Question

Low sequence similarity between two samples of the same species

0

Entering edit mode

7.9 years ago

Mehmet ▴ 820

Dear All,

I would like to know your comments about an issue. I have two transcriptome assemblies (two samples) of a species. Conditions are the same for the two assemblies. But;

Number of genes and transcripts are different. 2.When I cluster two assemblies by cd-hit and vsearch tools, I found % 35 similarities between two species ( I mean %35 of sequences in first transcriptome are found in second transcriptome, and protein clustering is also almost the same).
When I map RNA reads of first sample to second transcriptome, I found %99 mapping ratio. When I map RNA reads of second sample to first transcriptome, I found ~ %98 mapping ratio.

What I want to learn from you is that why sequence clustering ratio is very low.

We believe that this two samples belong to a species ( gender may be different).

Thank you.

gene sequencing sequence Assembly alignment • 1.6k views

ADD COMMENT • link updated 7.9 years ago by h.mon 35k • written 7.9 years ago by Mehmet ▴ 820

0

Entering edit mode

Is it likely that both samples were processed through different assembly pipelines?

ADD REPLY • link 7.9 years ago by Sej Modha 5.3k

0

Entering edit mode

are you sure both samples are from the same species?
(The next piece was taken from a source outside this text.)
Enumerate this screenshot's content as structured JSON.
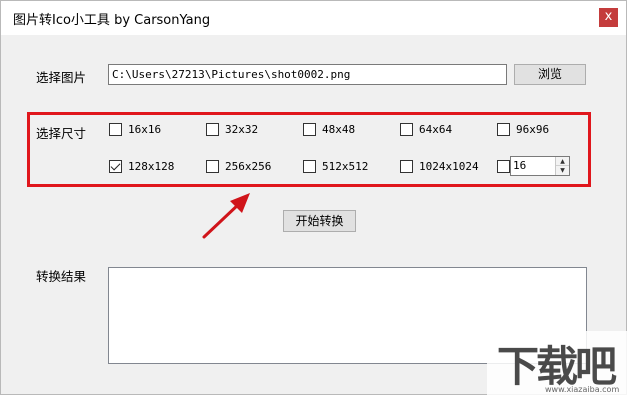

Could there be contamination? Extract a 1kb section from a gene in both samples.... and run a blast search on them both. Do they both return the same species?

ADD REPLY • link 7.9 years ago by BioinfGuru ★ 2.1k

0

Entering edit mode

Based on COX1 gene sequencing, two species are the same. Besides, mapping ratio of RNA reads of each species to transcriptome of each species (cross mapping) is very high (over 95 %). These suggested us that these two species are the same. But clustering two transcriptome showed 35 % , meaning 35% of sequences of first species are found in transcriptome of second species. So I am confused.

ADD REPLY • link 7.9 years ago by Mehmet ▴ 820

score 0 · Answer 1 · 2017-04-27

0

Entering edit mode

7.9 years ago

Mehmet ▴ 820

No, the same process was applied for the two assemblies.

ADD COMMENT • link 7.9 years ago by Mehmet ▴ 820

score 0 · Answer 2 · 2017-04-29

I think at least part of this discrepancy may be explained by differential alternative splicing and/or contamination with introns between your samples. I know cdhit, with its default settings, will not cluster alternative transcripts which differ by an internal exon present at only one transcript, for example. However, mapping would be very high if using a local aligner, such as BWA. So I don't see 1) and 2) at odds with each other.